Nemani Kavuru

Personal information
- Born: 8 April 1928 Tailevu Province, Fiji
- Died: January 2014 (aged 85)
- Batting: Right-handed
- Bowling: Right-arm medium

International information
- National side: Fiji;

Career statistics
| Competition | FC |
| Matches | 2 |
| Runs scored | 41 |
| Batting average | 13.66 |
| 100s/50s | –/– |
| Top score | 22 |
| Balls bowled | 210 |
| Wickets | 3 |
| Bowling average | 28.33 |
| 5 wickets in innings | – |
| 10 wickets in match | – |
| Best bowling | 1/6 |
| Catches/stumpings | 1/– |
- Source: Cricinfo, 14 March 2010

= Nemani Kavuru =

Fijian cricketer (1928–2014)

Nemani Kavuru (8 April 1928 – January 2014) was a Fijian cricketer.
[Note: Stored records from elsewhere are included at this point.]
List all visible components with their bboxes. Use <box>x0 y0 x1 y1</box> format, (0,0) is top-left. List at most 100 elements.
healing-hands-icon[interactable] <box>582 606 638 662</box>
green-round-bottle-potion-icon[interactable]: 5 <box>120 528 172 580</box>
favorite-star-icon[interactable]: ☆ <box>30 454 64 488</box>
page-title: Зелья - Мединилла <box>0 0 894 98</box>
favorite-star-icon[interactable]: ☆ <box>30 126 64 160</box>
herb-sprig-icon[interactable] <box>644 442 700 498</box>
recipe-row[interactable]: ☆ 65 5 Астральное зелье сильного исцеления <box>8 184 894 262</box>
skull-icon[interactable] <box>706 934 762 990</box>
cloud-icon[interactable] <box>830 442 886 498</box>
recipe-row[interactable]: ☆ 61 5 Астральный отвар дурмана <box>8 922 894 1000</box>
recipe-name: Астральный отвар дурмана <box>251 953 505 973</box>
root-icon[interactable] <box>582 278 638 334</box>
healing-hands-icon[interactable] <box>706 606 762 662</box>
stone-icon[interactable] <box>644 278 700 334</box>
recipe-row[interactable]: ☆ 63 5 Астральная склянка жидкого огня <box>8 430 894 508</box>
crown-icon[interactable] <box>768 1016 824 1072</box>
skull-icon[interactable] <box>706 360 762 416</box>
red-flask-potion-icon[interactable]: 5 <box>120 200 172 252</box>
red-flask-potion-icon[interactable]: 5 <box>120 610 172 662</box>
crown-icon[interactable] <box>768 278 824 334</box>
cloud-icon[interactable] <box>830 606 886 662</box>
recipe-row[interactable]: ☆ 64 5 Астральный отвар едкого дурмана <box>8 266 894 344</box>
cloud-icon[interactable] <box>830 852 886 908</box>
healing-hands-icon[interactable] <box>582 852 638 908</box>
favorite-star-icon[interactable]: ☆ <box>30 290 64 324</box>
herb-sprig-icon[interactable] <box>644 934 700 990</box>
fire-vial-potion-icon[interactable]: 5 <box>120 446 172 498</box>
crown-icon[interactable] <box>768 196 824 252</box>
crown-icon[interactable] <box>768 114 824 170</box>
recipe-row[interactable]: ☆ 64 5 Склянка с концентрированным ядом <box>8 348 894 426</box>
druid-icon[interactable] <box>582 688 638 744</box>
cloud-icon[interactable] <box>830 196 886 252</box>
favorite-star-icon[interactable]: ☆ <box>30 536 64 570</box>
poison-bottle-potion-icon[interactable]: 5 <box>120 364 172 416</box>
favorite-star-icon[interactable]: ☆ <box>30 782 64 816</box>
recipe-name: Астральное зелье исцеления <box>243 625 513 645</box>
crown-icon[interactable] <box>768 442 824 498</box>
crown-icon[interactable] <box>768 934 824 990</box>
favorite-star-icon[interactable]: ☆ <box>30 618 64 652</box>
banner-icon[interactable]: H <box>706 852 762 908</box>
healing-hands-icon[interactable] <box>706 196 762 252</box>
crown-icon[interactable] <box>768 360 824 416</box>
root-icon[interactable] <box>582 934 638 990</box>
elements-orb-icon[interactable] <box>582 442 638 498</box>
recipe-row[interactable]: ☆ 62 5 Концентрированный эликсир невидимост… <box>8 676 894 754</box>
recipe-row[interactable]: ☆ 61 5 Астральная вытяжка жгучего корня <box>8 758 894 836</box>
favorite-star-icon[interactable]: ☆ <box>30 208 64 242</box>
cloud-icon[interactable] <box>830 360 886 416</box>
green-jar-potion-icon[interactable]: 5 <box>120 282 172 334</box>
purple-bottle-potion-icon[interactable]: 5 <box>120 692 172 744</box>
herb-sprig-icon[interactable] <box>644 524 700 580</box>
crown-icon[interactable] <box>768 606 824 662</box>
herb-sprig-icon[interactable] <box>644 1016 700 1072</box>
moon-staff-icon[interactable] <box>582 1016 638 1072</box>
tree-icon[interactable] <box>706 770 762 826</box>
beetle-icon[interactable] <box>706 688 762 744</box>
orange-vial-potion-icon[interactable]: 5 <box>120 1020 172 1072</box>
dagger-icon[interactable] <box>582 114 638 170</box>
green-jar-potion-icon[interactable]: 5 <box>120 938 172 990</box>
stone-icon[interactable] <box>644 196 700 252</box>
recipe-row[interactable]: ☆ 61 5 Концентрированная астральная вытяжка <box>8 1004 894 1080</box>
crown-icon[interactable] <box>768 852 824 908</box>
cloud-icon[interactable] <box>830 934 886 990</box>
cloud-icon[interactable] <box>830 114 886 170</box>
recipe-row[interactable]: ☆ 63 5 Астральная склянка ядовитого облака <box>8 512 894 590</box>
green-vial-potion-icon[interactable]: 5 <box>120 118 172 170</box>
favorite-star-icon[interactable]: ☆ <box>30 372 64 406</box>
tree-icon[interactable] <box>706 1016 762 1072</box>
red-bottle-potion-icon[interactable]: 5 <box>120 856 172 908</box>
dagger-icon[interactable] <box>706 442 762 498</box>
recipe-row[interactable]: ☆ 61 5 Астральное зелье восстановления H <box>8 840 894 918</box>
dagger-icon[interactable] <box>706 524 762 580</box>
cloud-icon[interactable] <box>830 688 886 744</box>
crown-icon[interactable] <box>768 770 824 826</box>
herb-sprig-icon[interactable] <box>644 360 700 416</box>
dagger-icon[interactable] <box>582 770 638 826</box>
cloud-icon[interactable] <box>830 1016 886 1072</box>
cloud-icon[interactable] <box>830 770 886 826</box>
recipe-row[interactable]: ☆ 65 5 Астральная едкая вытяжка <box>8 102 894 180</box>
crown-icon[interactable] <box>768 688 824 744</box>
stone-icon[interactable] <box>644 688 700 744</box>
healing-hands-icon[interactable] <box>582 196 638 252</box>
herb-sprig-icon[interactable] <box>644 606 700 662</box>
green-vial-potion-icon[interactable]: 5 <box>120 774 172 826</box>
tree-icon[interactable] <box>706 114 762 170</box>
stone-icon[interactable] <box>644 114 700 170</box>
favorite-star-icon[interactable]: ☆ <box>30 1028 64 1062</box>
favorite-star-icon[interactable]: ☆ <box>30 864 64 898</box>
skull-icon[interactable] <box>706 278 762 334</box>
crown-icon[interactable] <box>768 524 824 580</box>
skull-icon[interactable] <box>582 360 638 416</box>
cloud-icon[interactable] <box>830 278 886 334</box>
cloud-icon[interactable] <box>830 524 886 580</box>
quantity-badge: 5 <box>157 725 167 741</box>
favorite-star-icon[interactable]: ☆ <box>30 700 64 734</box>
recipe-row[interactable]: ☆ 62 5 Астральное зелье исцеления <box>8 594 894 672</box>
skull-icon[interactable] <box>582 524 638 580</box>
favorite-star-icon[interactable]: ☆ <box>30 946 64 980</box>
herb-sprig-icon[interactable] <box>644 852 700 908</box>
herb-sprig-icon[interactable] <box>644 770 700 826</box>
Kavuru was a right-handed batsman who bowled right-arm medium pace.

Kavuru made his first-class debut for Fiji in 1954 against Wellington during Fiji's 1953/54 tour of New Zealand. During the tour he a further first-class match against Auckland, which was his final first-class match for Fiji.

In his 2 first-class matches for Fiji he scored 41 runs at a batting average of 13.66, with a high score of 22. With the ball he took 3 wickets at a bowling average of 28.33, with best figures of 1/6. In the field Kavuru took a single catch.

Kavuru also represented Fiji in 10 non first-class matches in their 1953/54 tour of New Zealand, with his final match for Fiji coming against Bay of Plenty.

Kavuru died in January 2014, at the age of 85.